In 1989, the West Virginia Legislature amended § 8-18-23 of the West Virginia Code to allow sewer utilities, like the cities, to require utilities providing water service to terminate that service to a user who has failed to pay sewer bills. The statute further provided that “the owner, user, and property shall be held liable at law until such time as all such [sewer] rates and charges are fully paid.” A year later, the Legislature again amended § 8-18-23 to provide:

[A]n owner of real property may not be held liable for the delinquent rates or charges for services or facilities of a tenant, nor shall any lien attach to real property for the reason of delinquent rates or charges for services or facilities of a tenant of such real property unless the owner has contracted directly with the municipality to purchase such services or facilities.

(Emphasis added). In other words, after 1990, an owner could not be held personally liable and a lien could not be placed on his property to recover sewer charges owed by delinquent former tenants.

Thus, in the original bond contracts, the cities were empowered, “to the extent permitted” by “the laws of the state and rules and regulations of the PSC,” to collect delinquent sewer charges by imposing a lien on [388]*388“premises served,” including those that were leased, even if only the tenant (and not the landlord) was delinquent. However, in the bond contracts, the cities were not empowered to insist that water service provided by a utility other than themselves be shut off if a user was delinquent in paying its sewer bill to the cities. The effect of the 1989 amendment to § 8-18-23 was to grant cities this additional remedy — the right to insist upon the termination of water service to any delinquent sewer user. The effect of the 1990 amendment was to remove the lien remedy as to rental property, i.e., no liens could be placed on an owner’s property because a tenant faded to pay a bill.

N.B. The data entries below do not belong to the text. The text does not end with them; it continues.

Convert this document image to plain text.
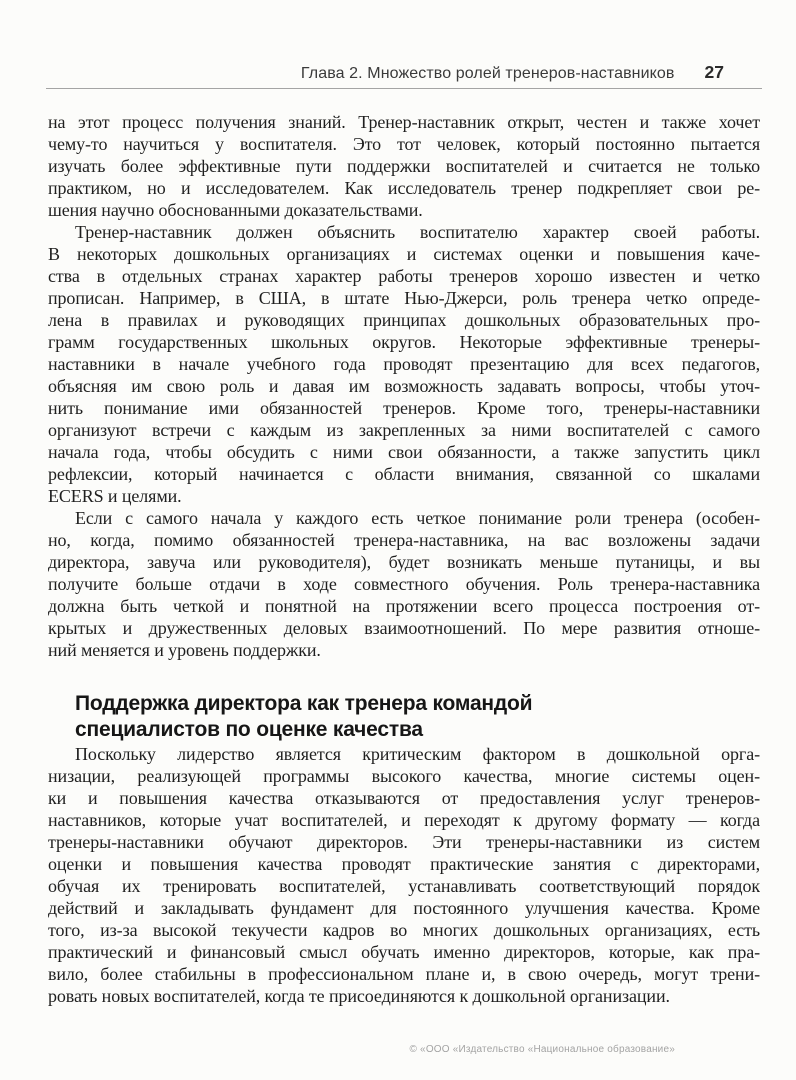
Глава 2. Множество ролей тренеров-наставников 27
на этот процесс получения знаний. Тренер-наставник открыт, честен и также хочет
чему-то научиться у воспитателя. Это тот человек, который постоянно пытается
изучать более эффективные пути поддержки воспитателей и считается не только
практиком, но и исследователем. Как исследователь тренер подкрепляет свои ре-
шения научно обоснованными доказательствами.
Тренер-наставник должен объяснить воспитателю характер своей работы.
В некоторых дошкольных организациях и системах оценки и повышения каче-
ства в отдельных странах характер работы тренеров хорошо известен и четко
прописан. Например, в США, в штате Нью-Джерси, роль тренера четко опреде-
лена в правилах и руководящих принципах дошкольных образовательных про-
грамм государственных школьных округов. Некоторые эффективные тренеры-
наставники в начале учебного года проводят презентацию для всех педагогов,
объясняя им свою роль и давая им возможность задавать вопросы, чтобы уточ-
нить понимание ими обязанностей тренеров. Кроме того, тренеры-наставники
организуют встречи с каждым из закрепленных за ними воспитателей с самого
начала года, чтобы обсудить с ними свои обязанности, а также запустить цикл
рефлексии, который начинается с области внимания, связанной со шкалами
ECERS и целями.
Если с самого начала у каждого есть четкое понимание роли тренера (особен-
но, когда, помимо обязанностей тренера-наставника, на вас возложены задачи
директора, завуча или руководителя), будет возникать меньше путаницы, и вы
получите больше отдачи в ходе совместного обучения. Роль тренера-наставника
должна быть четкой и понятной на протяжении всего процесса построения от-
крытых и дружественных деловых взаимоотношений. По мере развития отноше-
ний меняется и уровень поддержки.
Поддержка директора как тренера командой
специалистов по оценке качества
Поскольку лидерство является критическим фактором в дошкольной орга-
низации, реализующей программы высокого качества, многие системы оцен-
ки и повышения качества отказываются от предоставления услуг тренеров-
наставников, которые учат воспитателей, и переходят к другому формату — когда
тренеры-наставники обучают директоров. Эти тренеры-наставники из систем
оценки и повышения качества проводят практические занятия с директорами,
обучая их тренировать воспитателей, устанавливать соответствующий порядок
действий и закладывать фундамент для постоянного улучшения качества. Кроме
того, из-за высокой текучести кадров во многих дошкольных организациях, есть
практический и финансовый смысл обучать именно директоров, которые, как пра-
вило, более стабильны в профессиональном плане и, в свою очередь, могут трени-
ровать новых воспитателей, когда те присоединяются к дошкольной организации.
© «ООО «Издательство «Национальное образование»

In March, 1992, the PSC issued two orders ruling that Charleston could not require the termination of water service to landlords because their previous tenants faded to pay sewer charges. See Copley v. Charleston Sanitary Board, PSC Case No. 90-518-S-C; Moore, et al. v. Charleston Sanitary Board, PSC Case No. 90-120-S-C, et al. The PSC reasoned that § 8-18-23, as amended, allowed termination of water service to delinquent sewer service users, but did not permit termination of water service to a rental property because prior tenants had not paid for sewer service.

In February, 1993, the cities initiated this action against the PSC and its individual members (collectively, the PSC), asserting that the 1990 amendment and the PSC’s orders violated their rights under the Contract Clause.